高知に行っている間、初日から帰る直前までひろめ市場で呑んでいたオレたちだが、10時の開店までに少し早く着いて待っていた時、何気なく見た入り口に貼ってあるポスターに目を奪われた。

職業(?)上、色んな漫画家さんとやり取りし、駅や電車の中吊り広告なんかを見ても、普段からデザインや構成を考える事が習慣じみているオレにとって、これは非常に巧いし目を惹くポスターだった。

立ったままの『立ち絵』も、サ◯エさんの様な棒立ちではなく、キャラの角度や姿勢、身体のバランスなども完璧だし、ただの立ち絵ではなく感じさせる理由は、髪の毛の『跳ね』や『うねり』、帯や鉢巻の『動き』で、この『長さ』や『配色』、総合的なバランスを含めたセンスの高さが見事だと感じたのだ。

「ヒュッ」とか「ズバッ」といった様な『効果音』を表す『書き文字』が無くても『動き』が解る・伝わる。『文字』という情報を足さなくても、絵だけで訴える『躍動感』の表現も素晴らしい。

ポスターの前で見入り、突っ立ったまま動かないオレの所に来たヨメさんに「これを描いた人、相当巧いわ…」なんて絶賛し、ポスターの隅に書かれた作者の名前を見て驚いた。

スポンサーリンク

描いた人は、昔オレが読んでいた漫画の漫画家だったのだ。

今から30年以上も昔になるが、名前を聞けば知っている人がいるかも知れない。オレがまだ20歳前だった頃、スピリッツという雑誌で『ツルモク独身寮』という漫画が連載されていた。

ギャグセンスというか、漫画としてコミカルな要素の取り入れ方も上手くて面白く、自宅には今でも単行本を残して持っている。

当時の連載が終わってからは大きく名前を聞かなくなり、風の噂で連載の辛さから漫画業界からは身を引いて、デザイナー的な仕事に移ったと聞いていた。

漫画の主人公の実家が高知県だった設定を思い出し、作者が高知県の出身で、このポスターを描いている事に繋がったのである。

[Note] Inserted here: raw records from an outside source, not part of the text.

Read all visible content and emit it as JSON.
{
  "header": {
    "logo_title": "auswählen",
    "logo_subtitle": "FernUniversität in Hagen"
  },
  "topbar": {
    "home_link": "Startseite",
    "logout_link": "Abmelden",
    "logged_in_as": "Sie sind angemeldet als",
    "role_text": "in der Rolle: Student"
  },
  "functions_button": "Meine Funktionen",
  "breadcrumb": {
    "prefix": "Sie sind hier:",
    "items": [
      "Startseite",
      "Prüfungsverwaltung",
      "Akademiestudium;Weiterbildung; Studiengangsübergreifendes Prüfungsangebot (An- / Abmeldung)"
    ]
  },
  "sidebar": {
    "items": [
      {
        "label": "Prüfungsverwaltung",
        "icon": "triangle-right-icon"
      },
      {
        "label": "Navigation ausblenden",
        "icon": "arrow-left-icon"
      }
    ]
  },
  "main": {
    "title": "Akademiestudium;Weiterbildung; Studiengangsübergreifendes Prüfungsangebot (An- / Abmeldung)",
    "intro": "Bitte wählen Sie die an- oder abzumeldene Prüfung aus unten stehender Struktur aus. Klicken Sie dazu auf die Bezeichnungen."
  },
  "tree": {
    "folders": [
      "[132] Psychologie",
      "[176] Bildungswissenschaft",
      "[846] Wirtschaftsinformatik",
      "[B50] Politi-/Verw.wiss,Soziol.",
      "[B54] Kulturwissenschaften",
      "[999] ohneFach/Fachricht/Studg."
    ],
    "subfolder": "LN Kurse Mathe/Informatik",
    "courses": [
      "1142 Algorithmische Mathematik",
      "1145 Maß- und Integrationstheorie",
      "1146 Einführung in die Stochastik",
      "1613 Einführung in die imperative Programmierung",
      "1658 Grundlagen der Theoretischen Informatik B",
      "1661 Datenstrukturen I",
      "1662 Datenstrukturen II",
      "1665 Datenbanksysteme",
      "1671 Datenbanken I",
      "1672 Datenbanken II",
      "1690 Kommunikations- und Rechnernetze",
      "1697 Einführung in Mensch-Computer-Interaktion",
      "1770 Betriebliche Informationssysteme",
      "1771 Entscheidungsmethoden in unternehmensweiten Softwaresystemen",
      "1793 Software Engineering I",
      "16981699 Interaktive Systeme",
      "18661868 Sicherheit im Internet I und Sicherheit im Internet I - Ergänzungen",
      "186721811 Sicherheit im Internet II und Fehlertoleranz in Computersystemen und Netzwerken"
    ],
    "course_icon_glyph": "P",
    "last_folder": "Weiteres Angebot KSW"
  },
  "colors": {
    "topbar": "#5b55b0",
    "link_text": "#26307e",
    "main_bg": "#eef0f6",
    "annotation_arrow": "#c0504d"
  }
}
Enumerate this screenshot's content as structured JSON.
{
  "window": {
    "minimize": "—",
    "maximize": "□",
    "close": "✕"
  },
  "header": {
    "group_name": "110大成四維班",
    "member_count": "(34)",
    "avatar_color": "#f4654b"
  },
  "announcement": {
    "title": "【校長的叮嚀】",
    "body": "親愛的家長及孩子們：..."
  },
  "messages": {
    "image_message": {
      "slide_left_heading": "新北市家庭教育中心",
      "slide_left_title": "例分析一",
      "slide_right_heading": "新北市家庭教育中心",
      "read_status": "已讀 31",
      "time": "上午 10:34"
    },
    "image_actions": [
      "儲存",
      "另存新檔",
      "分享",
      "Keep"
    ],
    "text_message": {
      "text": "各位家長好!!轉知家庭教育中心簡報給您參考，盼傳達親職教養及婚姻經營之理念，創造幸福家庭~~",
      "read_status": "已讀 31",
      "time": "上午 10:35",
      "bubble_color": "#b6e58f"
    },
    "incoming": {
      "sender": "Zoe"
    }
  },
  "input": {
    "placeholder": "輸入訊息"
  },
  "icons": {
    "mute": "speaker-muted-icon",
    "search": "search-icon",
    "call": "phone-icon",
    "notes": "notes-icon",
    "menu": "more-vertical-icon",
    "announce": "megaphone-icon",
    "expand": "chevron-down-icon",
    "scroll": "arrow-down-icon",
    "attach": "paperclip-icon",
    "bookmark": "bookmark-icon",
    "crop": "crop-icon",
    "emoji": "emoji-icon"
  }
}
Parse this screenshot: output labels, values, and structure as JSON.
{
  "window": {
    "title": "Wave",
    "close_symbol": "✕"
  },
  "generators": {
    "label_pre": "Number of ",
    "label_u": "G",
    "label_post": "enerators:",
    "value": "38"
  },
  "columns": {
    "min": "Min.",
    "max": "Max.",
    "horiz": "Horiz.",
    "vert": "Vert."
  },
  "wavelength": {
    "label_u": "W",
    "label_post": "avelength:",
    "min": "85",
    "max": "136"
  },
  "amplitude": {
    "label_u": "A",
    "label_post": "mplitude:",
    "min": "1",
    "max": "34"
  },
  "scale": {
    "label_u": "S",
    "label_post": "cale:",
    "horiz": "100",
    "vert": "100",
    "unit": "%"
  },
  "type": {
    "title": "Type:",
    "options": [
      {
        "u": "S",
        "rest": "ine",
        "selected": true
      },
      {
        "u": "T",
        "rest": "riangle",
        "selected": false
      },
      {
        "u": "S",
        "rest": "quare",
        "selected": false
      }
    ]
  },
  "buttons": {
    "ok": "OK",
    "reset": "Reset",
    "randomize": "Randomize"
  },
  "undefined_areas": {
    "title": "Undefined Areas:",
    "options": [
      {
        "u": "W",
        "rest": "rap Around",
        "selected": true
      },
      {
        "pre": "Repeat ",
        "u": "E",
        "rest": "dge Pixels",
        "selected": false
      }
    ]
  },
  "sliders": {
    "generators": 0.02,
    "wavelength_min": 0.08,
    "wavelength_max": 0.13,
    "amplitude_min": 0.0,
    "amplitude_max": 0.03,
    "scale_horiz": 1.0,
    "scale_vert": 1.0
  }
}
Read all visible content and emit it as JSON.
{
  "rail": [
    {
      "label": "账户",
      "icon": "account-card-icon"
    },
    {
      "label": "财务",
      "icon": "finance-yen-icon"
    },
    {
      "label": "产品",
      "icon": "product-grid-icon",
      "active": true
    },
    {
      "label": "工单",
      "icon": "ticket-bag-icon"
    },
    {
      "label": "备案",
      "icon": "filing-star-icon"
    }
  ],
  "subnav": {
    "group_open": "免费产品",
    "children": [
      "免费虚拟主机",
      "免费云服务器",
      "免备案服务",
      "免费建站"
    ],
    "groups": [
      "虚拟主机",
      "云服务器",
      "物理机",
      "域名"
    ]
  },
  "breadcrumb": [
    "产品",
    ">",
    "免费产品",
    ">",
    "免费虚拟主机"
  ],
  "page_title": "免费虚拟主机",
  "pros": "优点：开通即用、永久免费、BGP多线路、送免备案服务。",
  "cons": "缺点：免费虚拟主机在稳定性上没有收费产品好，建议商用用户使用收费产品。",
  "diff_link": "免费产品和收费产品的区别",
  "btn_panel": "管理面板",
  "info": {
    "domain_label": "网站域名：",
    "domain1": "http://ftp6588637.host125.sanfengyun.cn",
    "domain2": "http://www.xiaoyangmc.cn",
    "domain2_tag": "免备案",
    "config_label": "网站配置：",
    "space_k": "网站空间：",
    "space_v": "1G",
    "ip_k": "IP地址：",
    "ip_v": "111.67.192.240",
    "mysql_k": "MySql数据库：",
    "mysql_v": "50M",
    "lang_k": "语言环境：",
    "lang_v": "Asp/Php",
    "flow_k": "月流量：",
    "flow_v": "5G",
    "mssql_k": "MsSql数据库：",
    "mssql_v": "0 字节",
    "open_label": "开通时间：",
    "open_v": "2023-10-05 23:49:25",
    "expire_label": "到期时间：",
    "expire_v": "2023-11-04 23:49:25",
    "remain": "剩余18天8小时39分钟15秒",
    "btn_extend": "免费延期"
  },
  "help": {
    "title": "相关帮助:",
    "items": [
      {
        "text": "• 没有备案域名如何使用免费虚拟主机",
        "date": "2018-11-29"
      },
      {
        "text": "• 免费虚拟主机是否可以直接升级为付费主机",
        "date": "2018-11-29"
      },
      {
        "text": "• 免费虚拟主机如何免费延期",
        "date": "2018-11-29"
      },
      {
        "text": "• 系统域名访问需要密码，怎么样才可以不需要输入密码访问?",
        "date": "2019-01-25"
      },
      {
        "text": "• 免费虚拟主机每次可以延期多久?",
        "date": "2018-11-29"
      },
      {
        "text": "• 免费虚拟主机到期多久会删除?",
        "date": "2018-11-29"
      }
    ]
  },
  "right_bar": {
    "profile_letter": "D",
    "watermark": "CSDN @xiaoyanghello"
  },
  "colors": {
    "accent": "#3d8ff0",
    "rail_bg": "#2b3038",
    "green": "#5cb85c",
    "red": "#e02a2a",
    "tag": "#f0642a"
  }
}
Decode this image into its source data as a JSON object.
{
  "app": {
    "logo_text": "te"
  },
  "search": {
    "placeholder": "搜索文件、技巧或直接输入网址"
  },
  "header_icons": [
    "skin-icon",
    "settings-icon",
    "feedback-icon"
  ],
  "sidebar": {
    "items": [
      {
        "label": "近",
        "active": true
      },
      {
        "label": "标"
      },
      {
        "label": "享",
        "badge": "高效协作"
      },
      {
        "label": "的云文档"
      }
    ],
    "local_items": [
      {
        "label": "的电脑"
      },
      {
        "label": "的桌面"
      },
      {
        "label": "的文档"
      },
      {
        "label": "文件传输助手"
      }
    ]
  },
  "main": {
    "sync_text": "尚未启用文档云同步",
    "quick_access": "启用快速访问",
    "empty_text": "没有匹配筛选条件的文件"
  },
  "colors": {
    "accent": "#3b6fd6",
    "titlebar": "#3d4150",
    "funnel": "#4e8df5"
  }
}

オレが評価するなどおこがましいぐらい有名な作家に「(スゲーなぁ…)」なんて感心し、家に帰ってから調べて更に驚いた。

確かに漫画からは身を引いている様だが、デザイナーとしてはかなり色んな分野で活躍しており、皆んなが知っている解り易い作品を上げるなら、昔流れたカップヌードルのCMで、世界的にも有名な漫画『ワ◯ピース』が別の漫画家で描かれて物語が作られ、最後に「アオハルかよ」のセリフで終わるシリーズ。
あの作者もこの人だったのである(驚)。

CMを観た当時のオレは「(???…誰が描いてるんだろう)」なんて思っていたのだが、言われてみれば確かに、ポスターのタッチと同じ絵なのだ(驚)。

もう30年以上も前だし、当時のオレは高知にここまでつながりも拘りもなく、全く解らなかった訳だが、色々と繋がった事に鳥肌が立つぐらい驚いた、思わぬ形で出会った新しいリスペクトだった(笑)。

元・漫画家でデザイナーの名前は窪之内英策。高知といえば広末◯子や島崎和◯子が有名だが、それぐらい有名でも不思議ではない、凄い人なのである。